When a firefighter retires, his pension is paid by a state fund that each city in Louisiana pays into. 

"It's just something that we have to face," said DeRidder Mayor Ron Roberts. 

Last week, Roberts spoke to the DeRidder City Council about the firefighters retirement fund. 

"All retirement plans must be fully funded," said Roberts. "They must get rid of their unfunded liability." 

But right now, only 76 percent of the retirement plan for firefighters is funded, and the deadline for it to be completed is 2028 - only 11 years away. 

Roberts sits on the state board overseeing firefighter retirements and he said right now, employers will have to increase how much they contribute. 

"Our employer contribution right now on firemen is 25-and-a-half percent, so in five years we're going to be paying 35 percent," he said. "That's a big bite." 

But Roberts doesn't see the city increasing its taxes to get the retirement plan fully funded. 

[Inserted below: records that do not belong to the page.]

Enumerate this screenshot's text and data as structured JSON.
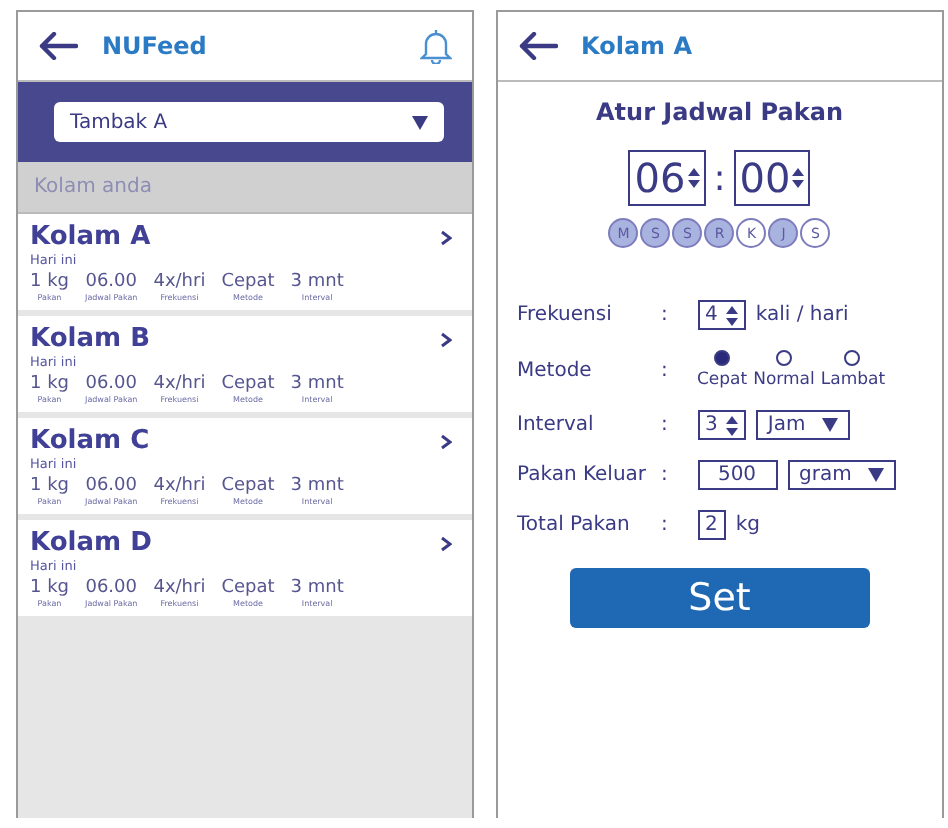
{
  "left": {
    "header": {
      "title": "NUFeed"
    },
    "pond_select": {
      "value": "Tambak A"
    },
    "section_label": "Kolam anda",
    "ponds": [
      {
        "name": "Kolam A",
        "subtitle": "Hari ini",
        "stats": [
          {
            "value": "1 kg",
            "label": "Pakan"
          },
          {
            "value": "06.00",
            "label": "Jadwal Pakan"
          },
          {
            "value": "4x/hri",
            "label": "Frekuensi"
          },
          {
            "value": "Cepat",
            "label": "Metode"
          },
          {
            "value": "3 mnt",
            "label": "Interval"
          }
        ]
      },
      {
        "name": "Kolam B",
        "subtitle": "Hari ini",
        "stats": [
          {
            "value": "1 kg",
            "label": "Pakan"
          },
          {
            "value": "06.00",
            "label": "Jadwal Pakan"
          },
          {
            "value": "4x/hri",
            "label": "Frekuensi"
          },
          {
            "value": "Cepat",
            "label": "Metode"
          },
          {
            "value": "3 mnt",
            "label": "Interval"
          }
        ]
      },
      {
        "name": "Kolam C",
        "subtitle": "Hari ini",
        "stats": [
          {
            "value": "1 kg",
            "label": "Pakan"
          },
          {
            "value": "06.00",
            "label": "Jadwal Pakan"
          },
          {
            "value": "4x/hri",
            "label": "Frekuensi"
          },
          {
            "value": "Cepat",
            "label": "Metode"
          },
          {
            "value": "3 mnt",
            "label": "Interval"
          }
        ]
      },
      {
        "name": "Kolam D",
        "subtitle": "Hari ini",
        "stats": [
          {
            "value": "1 kg",
            "label": "Pakan"
          },
          {
            "value": "06.00",
            "label": "Jadwal Pakan"
          },
          {
            "value": "4x/hri",
            "label": "Frekuensi"
          },
          {
            "value": "Cepat",
            "label": "Metode"
          },
          {
            "value": "3 mnt",
            "label": "Interval"
          }
        ]
      }
    ]
  },
  "right": {
    "header": {
      "title": "Kolam A"
    },
    "title": "Atur Jadwal Pakan",
    "time": {
      "hour": "06",
      "separator": ":",
      "minute": "00"
    },
    "days": [
      {
        "label": "M",
        "selected": true
      },
      {
        "label": "S",
        "selected": true
      },
      {
        "label": "S",
        "selected": true
      },
      {
        "label": "R",
        "selected": true
      },
      {
        "label": "K",
        "selected": false
      },
      {
        "label": "J",
        "selected": true
      },
      {
        "label": "S",
        "selected": false
      }
    ],
    "fields": [
      {
        "kind": "spinner",
        "label": "Frekuensi",
        "separator": ":",
        "value": "4",
        "unit": "kali / hari"
      },
      {
        "kind": "radio",
        "label": "Metode",
        "separator": ":",
        "options": [
          {
            "label": "Cepat",
            "selected": true
          },
          {
            "label": "Normal",
            "selected": false
          },
          {
            "label": "Lambat",
            "selected": false
          }
        ]
      },
      {
        "kind": "spinner-select",
        "label": "Interval",
        "separator": ":",
        "value": "3",
        "select": "Jam"
      },
      {
        "kind": "input-select",
        "label": "Pakan Keluar",
        "separator": ":",
        "value": "500",
        "select": "gram"
      },
      {
        "kind": "input",
        "label": "Total Pakan",
        "separator": ":",
        "value": "2",
        "unit": "kg"
      }
    ],
    "button": "Set"
  }
}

"I don't think taxes will increase to help fund retirement," he said. "I think the portion of the city budget that goes towards retirement will increase - it will have to." 

Council member Gordon Jenkins agrees. 

"(A) tax increase right now - absolutely not," said Jenkins. 

But they both worry about the future of the city's revenue. 

"Money is just going to start drying up as far as the city's revenue comes up," said Jenkins. 

If taxes don't increase,  Roberts said services would have to be cut back for the city to increase its contribution to that retirement plan. 

"When you increase, you have more people on the entry level paying into the system and we're not increasing the number of people paying into the system, so the only extra source of revenue we have is for the city to increase its contribution," said Roberts. 

While this will impact the city's budget now, Jenkins believes a tax increase will come eventually. 

"Some day down the road, it's going to happen," he said. 

Roberts said that the city's taxes are currently at 10 percent, and that if they wanted to even consider raising taxes, they would have to go before the legislature to do so.